Suara.com - Bankir senior yang juga mantan Ketua Perbanas Sigit Pramono menjelaskan bahwa penghapus bukuan tidak bisa langsung dianggap sebagai bentuk kerugian. Karena penghapusbukuan sama sekali tidak menghapuskan hak tagih. Kerugian baru terjadi jika hak tagihnya yang dihapus.
"Penghapus bukuan hanya menghapus kredit dari catatan akutansi, karena itu dampaknya baru sebatas potensial lost, belum realized cost atau kerugian yang direalisasi," katanya saat bersaksi sebagai ahli dalam sidang terdakwa mantan Ketua BPPN Syafruddin Arsyad Temenggung di Pengadilan Tipikor, Jalan Bungur Besar, Kemayoran, Jakarta Pusat, Senin (13/8/2018).

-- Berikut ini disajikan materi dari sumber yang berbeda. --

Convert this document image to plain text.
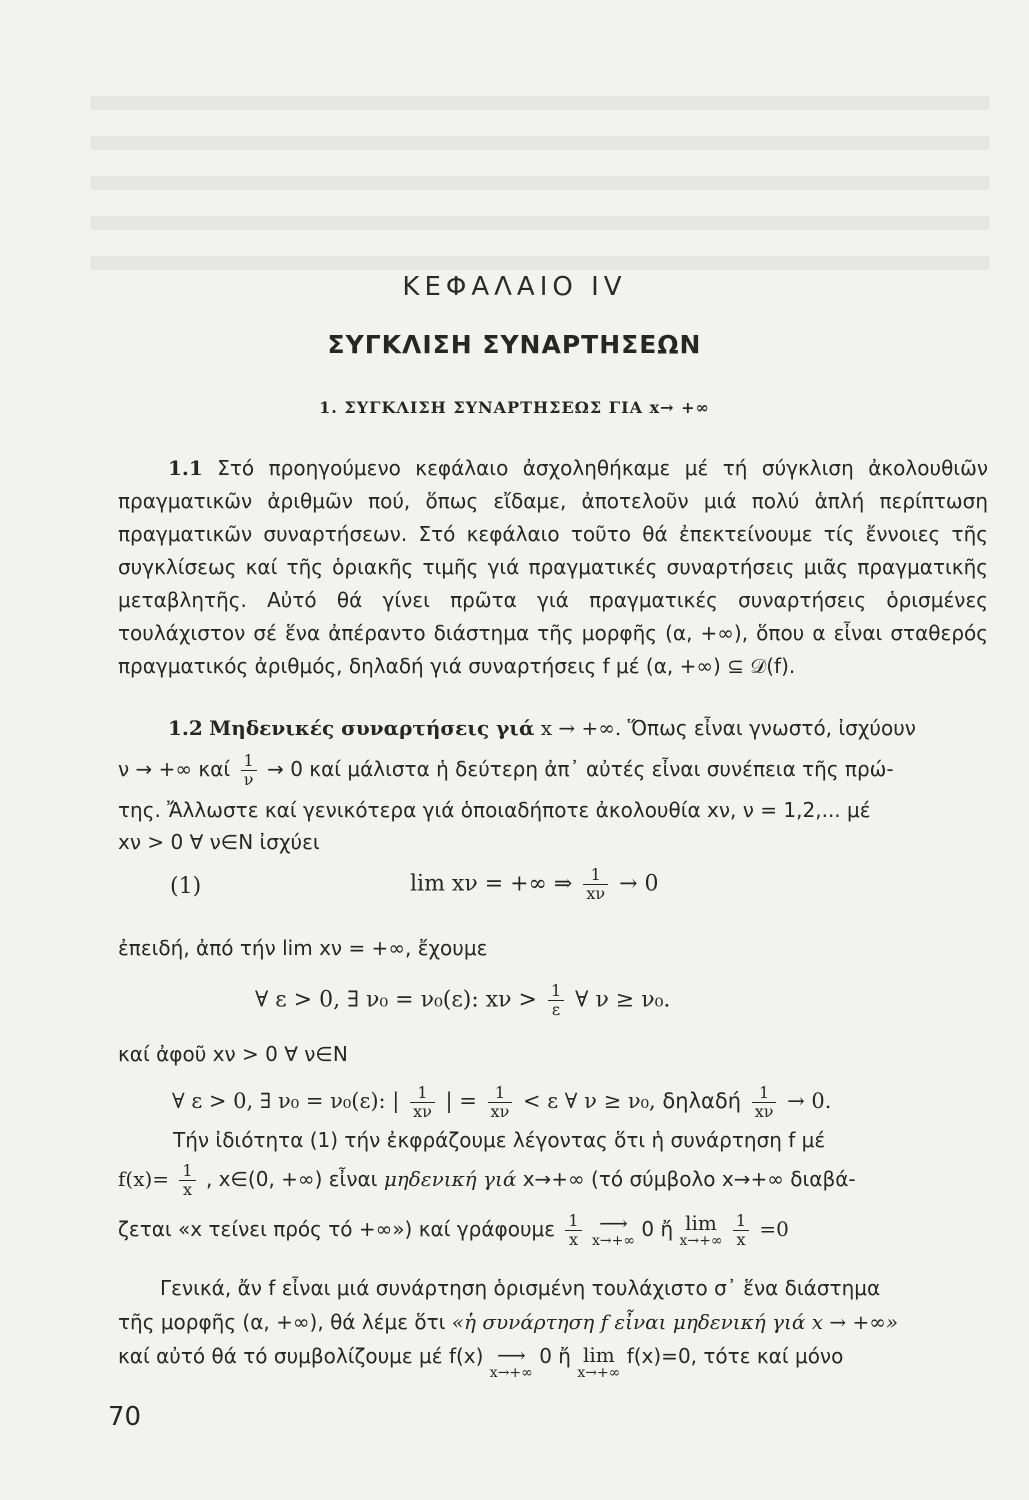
ΚΕΦΑΛΑΙΟ IV
ΣΥΓΚΛΙΣΗ ΣΥΝΑΡΤΗΣΕΩΝ
1. ΣΥΓΚΛΙΣΗ ΣΥΝΑΡΤΗΣΕΩΣ ΓΙΑ x→ +∞
1.1 Στό προηγούμενο κεφάλαιο ἀσχοληθήκαμε μέ τή σύγκλιση ἀκολουθιῶν πραγματικῶν ἀριθμῶν πού, ὅπως εἴδαμε, ἀποτελοῦν μιά πολύ ἁπλή περίπτωση πραγματικῶν συναρτήσεων. Στό κεφάλαιο τοῦτο θά ἐπεκτείνουμε τίς ἔννοιες τῆς συγκλίσεως καί τῆς ὁριακῆς τιμῆς γιά πραγματικές συναρτήσεις μιᾶς πραγματικῆς μεταβλητῆς. Αὐτό θά γίνει πρῶτα γιά πραγματικές συναρτήσεις ὁρισμένες τουλάχιστον σέ ἕνα ἀπέραντο διάστημα τῆς μορφῆς (α, +∞), ὅπου α εἶναι σταθερός πραγματικός ἀριθμός, δηλαδή γιά συναρτήσεις f μέ (α, +∞) ⊆ 𝒟(f).
1.2 Μηδενικές συναρτήσεις γιά x → +∞. Ὅπως εἶναι γνωστό, ἰσχύουν
ν → +∞ καί $\frac{1}{\nu} \to 0$ καί μάλιστα ἡ δεύτερη ἀπ᾽ αὐτές εἶναι συνέπεια τῆς πρώ-
της. Ἄλλωστε καί γενικότερα γιά ὁποιαδήποτε ἀκολουθία xν, ν = 1,2,... μέ
xν > 0 ∀ ν∈N ἰσχύει
(1)	lim xν = +∞ ⇒ $\frac{1}{x\nu} \to 0$
ἐπειδή, ἀπό τήν lim xν = +∞, ἔχουμε
∀ ε > 0, ∃ ν₀ = ν₀(ε): $x\nu > \frac{1}{\varepsilon}$ ∀ ν ≥ ν₀.
καί ἀφοῦ xν > 0 ∀ ν∈N
∀ ε > 0, ∃ ν₀ = ν₀(ε): | $\frac{1}{x\nu}$ | = $\frac{1}{x\nu} < \varepsilon$ ∀ ν ≥ ν₀, δηλαδή $\frac{1}{x\nu} \to 0$.
Τήν ἰδιότητα (1) τήν ἐκφράζουμε λέγοντας ὅτι ἡ συνάρτηση f μέ
$f(x)= \frac{1}{x}$ , x∈(0, +∞) εἶναι μηδενική γιά x→+∞ (τό σύμβολο x→+∞ διαβά-
ζεται «x τείνει πρός τό +∞») καί γράφουμε $\frac{1}{x}$
⟶
x→+∞ 0 ἤ lim
x→+∞
$\frac{1}{x} =0$
Γενικά, ἄν f εἶναι μιά συνάρτηση ὁρισμένη τουλάχιστο σ᾽ ἕνα διάστημα
τῆς μορφῆς (α, +∞), θά λέμε ὅτι «ἡ συνάρτηση f εἶναι μηδενική γιά x → +∞»
καί αὐτό θά τό συμβολίζουμε μέ f(x) ⟶
x→+∞
0 ἤ lim
x→+∞
f(x)=0, τότε καί μόνο
70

Sigit menegaskan hal itu ketika menjawab pertanyaan kuasa hukum Syafruddin, Yusril Ihza Mahendra mengenai perbedaan antara penghapusan bukuan dengan penghapusan hak tagih. Pertanyaan tersebut diajukannya terkait dengan dakwaan jaksa KPK kepada kliennya yang merugikan negara sebesar Rp 4,8 triliun.
Syafruddin disebut telah mengusulkan kepada KKSK untuk menghapus bukukan kredit petani tambak di bank beku operasi (BBO) Bank BDNI. Keputusan penghapus bukuan utang petambak tersebut diputuskan oleh rapat KKSK pada 13 Februari 2004.
Menurutnya, konsekuensi penghapus bukuan hanya tidak ditampilkannya kredit laporan keuangan, dan sifatnya masih potential loss karena hak tagih BPPN terhadap kredit tersebut masih ada. Hak tagih inilah yang pada saat penutupan BPPN pada 2004, dialihkan ke PT (Persero) Perusahaan Pengelola Aset (PAA) yang menampung semua aset BPPN.
Baca Juga: Korupsi BLBI, Ahli Jelaskan Alur Peminjaman dan Pengembalian Uang
Dalam kesaksiannya, Sigit juga mengatakan, apa yang dilakukan Syafruddin adalah langkah penyelesaian restrukturisasi perbankan yang menjadi tanggung jawab BPPN, dan belum terselesaikan oleh Ketua BPPN sebelumnya.
"Seingat saya, proses restrukturisasi perbankan semasa Pak Syafruddin berjalan sesuai prosedur dan lancar, dibandingkan periode sebelumnya. Dengan tuntasnya restrukturisasi itulah, Indonesia kini mempunyai sektor perbankan yang kuat. Sehingga seharusnya SAT perlu diganjar dengan penghargaan," kata Sigit.
Dihadapan majelis hakim Sigit juga menerangkan, bahwa BPPN bukan lembaga mengejar untung atau rugi atas dana BLBI yang sudah disalurkan sebagai bantuan dana likuiditas pada krisis dahsyat beberapa waktu lalu.
"Jadi bagi BPPN, ukuran kinerja yang terpenting adalah bagaimana dia bisa sehatkan perbankan. Kedua, adalah recovery rate, mereka tidak diukur untung rugi di situ karena ini bukan lembaga yang mencari untung dan tidak bisa rugi," jelas Sigit.
Sigit juga menceritakan bahwa kondisi NPL (non performing loan) atau kredit bermasalah saat itu juga sangat berbahaya karena sudah mencapai 30 persen.
Baca Juga: Kasus SKL BLBI, Pengamat: Pemerintah Salah Kenakan Pidana
"NPL juga sangat tinggi secara nasional lebih dari 30 persen. Maksimum (NPL) 5 persen untuk bank sehat. Ini dua indikator saja semua bank di Indonesia tidak ada yang sehat, itulah situasi perbankan pada saat itu," jelasnya.